The Pennsylvania and Delaware Departments of Transportation are working with the I-95 Coalition to study possible mileage-based taxation for trucks.
The truck study – slated to begin next year — is an extension of a test already underway in both states looking at the feasibility of taxing automobiles on a mileage basis. California and Oregon are pursuing similar studies. In Oregon a group of volunteer drivers are allowed to pay 1.5 cents per mile in place of the fuel tax.
The I-95 Corridor Coalition is an alliance of transportation agencies, toll authorities, public safety and related organizations, stretching from Maine to Florida, with affiliate members in Canada.
Declining fuel prices and pressures on state budgets have taken a big bite out of the traditional user fees normally imposed in the form of fuel taxes. Add in the increasing fuel efficiency of engines and the rising popularity of hybrid and electric vehicles, and it’s easy to see why states are casting about for viable funding alternatives.

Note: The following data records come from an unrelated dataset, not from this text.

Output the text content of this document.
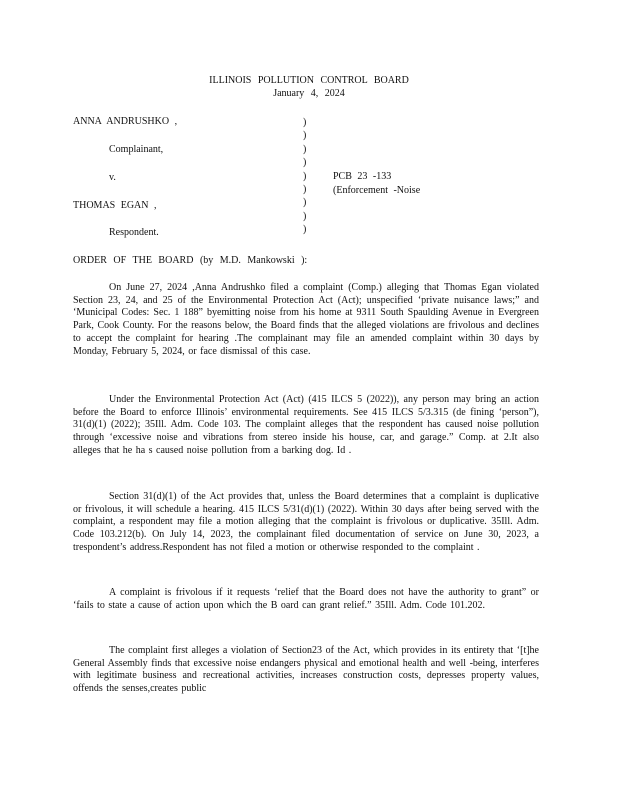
ILLINOIS POLLUTION CONTROL BOARD
January 4, 2024
ANNA ANDRUSHKO ,
Complainant,
v.
THOMAS EGAN ,
Respondent.
)
)
)
)
)
)
)
)
)
PCB 23 -133
(Enforcement -Noise
ORDER OF THE BOARD (by M.D. Mankowski ):
On June 27, 2024 ,Anna Andrushko filed a complaint (Comp.) alleging that Thomas Egan violated Section 23, 24, and 25 of the Environmental Protection Act (Act); unspecified ‘private nuisance laws;” and ‘Municipal Codes: Sec. 1 188” byemitting noise from his home at 9311 South Spaulding Avenue in Evergreen Park, Cook County. For the reasons below, the Board finds that the alleged violations are frivolous and declines to accept the complaint for hearing .The complainant may file an amended complaint within 30 days by Monday, February 5, 2024, or face dismissal of this case.
Under the Environmental Protection Act (Act) (415 ILCS 5 (2022)), any person may bring an action before the Board to enforce Illinois’ environmental requirements. See 415 ILCS 5/3.315 (de fining ‘person”), 31(d)(1) (2022); 35Ill. Adm. Code 103. The complaint alleges that the respondent has caused noise pollution through ‘excessive noise and vibrations from stereo inside his house, car, and garage.” Comp. at 2.It also alleges that he ha s caused noise pollution from a barking dog. Id .
Section 31(d)(1) of the Act provides that, unless the Board determines that a complaint is duplicative or frivolous, it will schedule a hearing. 415 ILCS 5/31(d)(1) (2022). Within 30 days after being served with the complaint, a respondent may file a motion alleging that the complaint is frivolous or duplicative. 35Ill. Adm. Code 103.212(b). On July 14, 2023, the complainant filed documentation of service on June 30, 2023, a trespondent’s address.Respondent has not filed a motion or otherwise responded to the complaint .
A complaint is frivolous if it requests ‘relief that the Board does not have the authority to grant” or ‘fails to state a cause of action upon which the B oard can grant relief.” 35Ill. Adm. Code 101.202.
The complaint first alleges a violation of Section23 of the Act, which provides in its entirety that ‘[t]he General Assembly finds that excessive noise endangers physical and emotional health and well -being, interferes with legitimate business and recreational activities, increases construction costs, depresses property values, offends the senses,creates public
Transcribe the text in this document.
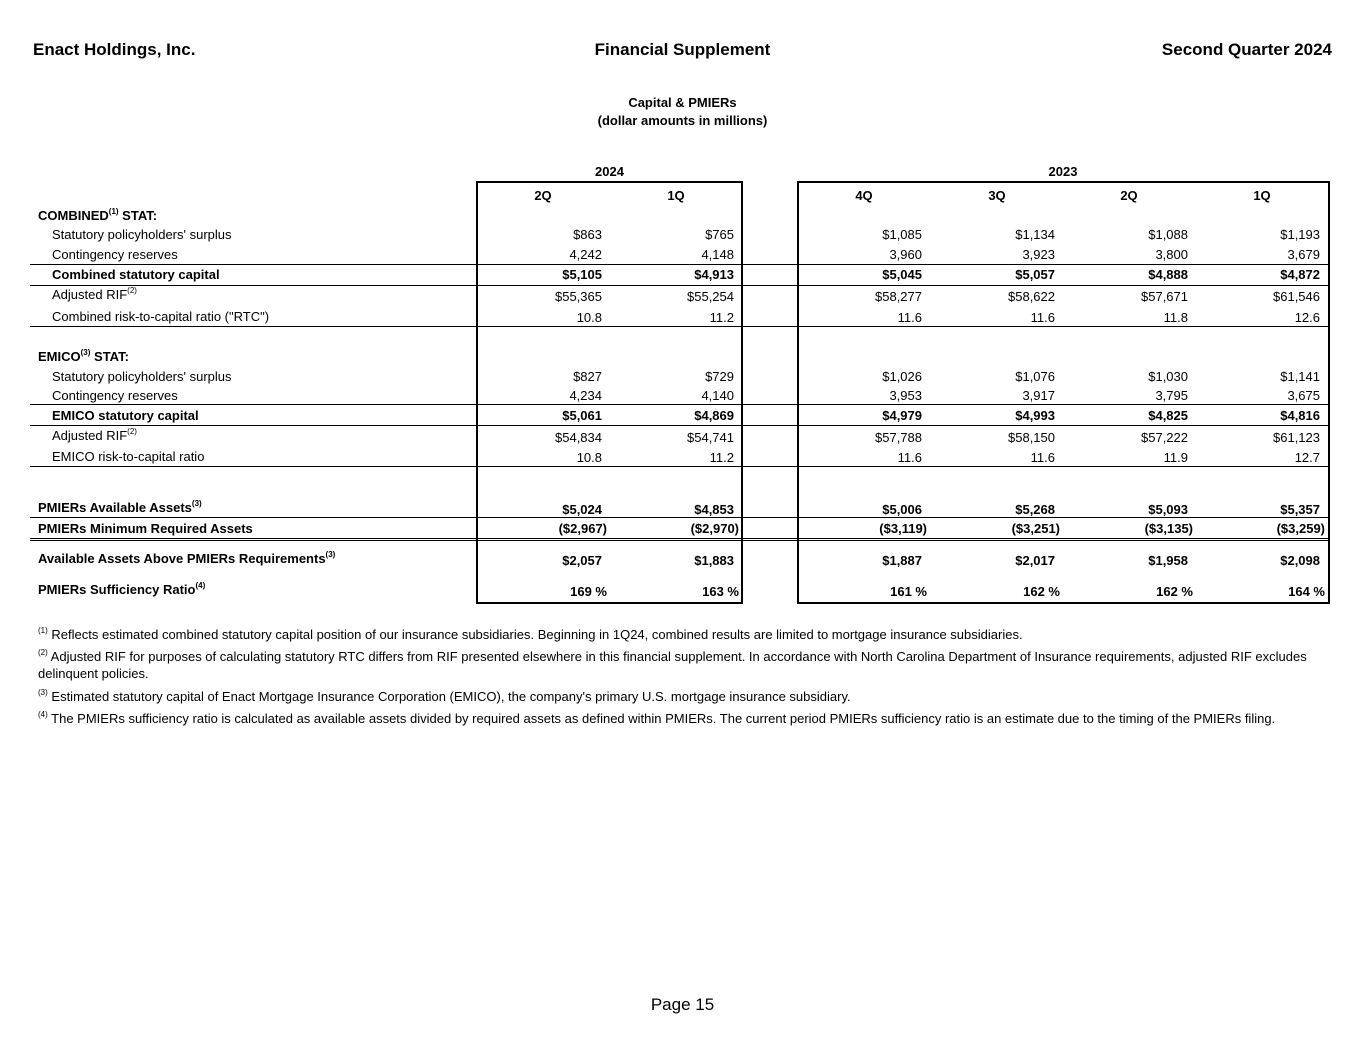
Enact Holdings, Inc.	Financial Supplement	Second Quarter 2024
Capital & PMIERs
(dollar amounts in millions)
2024	2023
2Q	1Q	4Q	3Q	2Q	1Q
COMBINED$^{(1)}$ STAT:
EMICO$^{(3)}$ STAT:
Statutory policyholders' surplus	$863	$765	$1,085	$1,134	$1,088	$1,193
Contingency reserves	4,242	4,148	3,960	3,923	3,800	3,679
Combined statutory capital	$5,105	$4,913	$5,045	$5,057	$4,888	$4,872
Adjusted RIF$^{(2)}$	$55,365	$55,254	$58,277	$58,622	$57,671	$61,546
Combined risk-to-capital ratio ("RTC")	10.8	11.2	11.6	11.6	11.8	12.6
Statutory policyholders' surplus	$827	$729	$1,026	$1,076	$1,030	$1,141
Contingency reserves	4,234	4,140	3,953	3,917	3,795	3,675
EMICO statutory capital	$5,061	$4,869	$4,979	$4,993	$4,825	$4,816
Adjusted RIF$^{(2)}$	$54,834	$54,741	$57,788	$58,150	$57,222	$61,123
EMICO risk-to-capital ratio	10.8	11.2	11.6	11.6	11.9	12.7
PMIERs Available Assets$^{(3)}$	$5,024	$4,853	$5,006	$5,268	$5,093	$5,357
PMIERs Minimum Required Assets	($2,967)	($2,970)	($3,119)	($3,251)	($3,135)	($3,259)
Available Assets Above PMIERs Requirements$^{(3)}$	$2,057	$1,883	$1,887	$2,017	$1,958	$2,098
PMIERs Sufficiency Ratio$^{(4)}$	169 %	163 %	161 %	162 %	162 %	164 %
$^{(1)}$ Reflects estimated combined statutory capital position of our insurance subsidiaries. Beginning in 1Q24, combined results are limited to mortgage insurance subsidiaries.
$^{(2)}$ Adjusted RIF for purposes of calculating statutory RTC differs from RIF presented elsewhere in this financial supplement. In accordance with North Carolina Department of Insurance requirements, adjusted RIF excludes delinquent policies.
$^{(3)}$ Estimated statutory capital of Enact Mortgage Insurance Corporation (EMICO), the company's primary U.S. mortgage insurance subsidiary.
$^{(4)}$ The PMIERs sufficiency ratio is calculated as available assets divided by required assets as defined within PMIERs. The current period PMIERs sufficiency ratio is an estimate due to the timing of the PMIERs filing.
Page 15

Some have turned to public private partnerships that have created toll roads and separate “hot lanes” – but these programs offer realistic financial alternatives only for heavily travelled routes.
The coalition said it hopes to initially recruit 50 trucks to take part in the study next year, expanding that number to several hundred trucks later.

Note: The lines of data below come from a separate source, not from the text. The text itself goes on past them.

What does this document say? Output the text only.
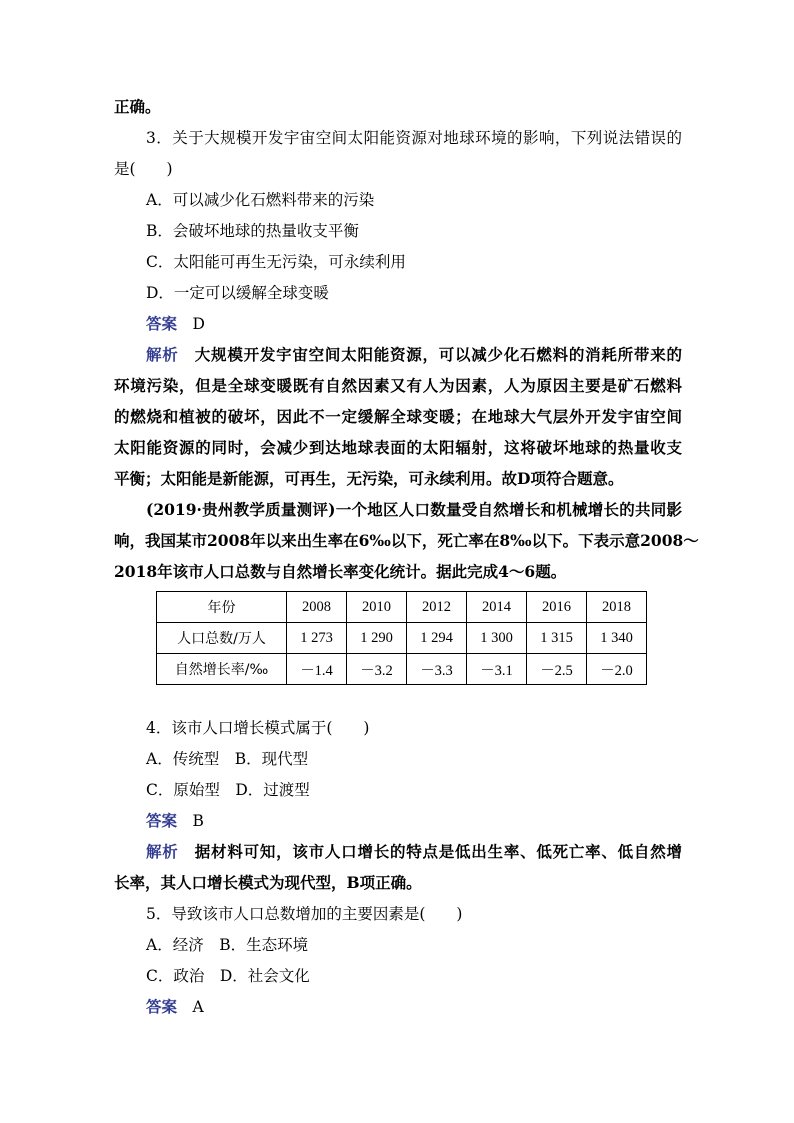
正确。
3．关于大规模开发宇宙空间太阳能资源对地球环境的影响，下列说法错误的
是(　　)
A．可以减少化石燃料带来的污染
B．会破坏地球的热量收支平衡
C．太阳能可再生无污染，可永续利用
D．一定可以缓解全球变暖
答案　 D
解析　 大规模开发宇宙空间太阳能资源，可以减少化石燃料的消耗所带来的
环境污染，但是全球变暖既有自然因素又有人为因素，人为原因主要是矿石燃料
的燃烧和植被的破坏，因此不一定缓解全球变暖；在地球大气层外开发宇宙空间
太阳能资源的同时，会减少到达地球表面的太阳辐射，这将破坏地球的热量收支
平衡；太阳能是新能源，可再生，无污染，可永续利用。故D项符合题意。
(2019·贵州教学质量测评)一个地区人口数量受自然增长和机械增长的共同影
响，我国某市2008年以来出生率在6‰以下，死亡率在8‰以下。下表示意2008～
2018年该市人口总数与自然增长率变化统计。据此完成4～6题。
年份	2008	2010	2012	2014	2016	2018
人口总数/万人	1 273	1 290	1 294	1 300	1 315	1 340
自然增长率/‰	－1.4	－3.2	－3.3	－3.1	－2.5	－2.0
4．该市人口增长模式属于(　　)
A．传统型　B．现代型
C．原始型　D．过渡型
答案　 B
解析　 据材料可知，该市人口增长的特点是低出生率、低死亡率、低自然增
长率，其人口增长模式为现代型，B项正确。
5．导致该市人口总数增加的主要因素是(　　)
A．经济　B．生态环境
C．政治　D．社会文化
答案　 A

The process sounds relatively painless – data gathered primarily involves information truckers currently must supply to regulators, including International Registration Plan, International Fuel Tax Agreement and hours-of-service data.
The funding for the $1.2 million program comes from the Federal Highway Administration. It includes allocations for lobbying and public relations efforts to make the case that fuel taxes will not be adequate to meet future highway needs.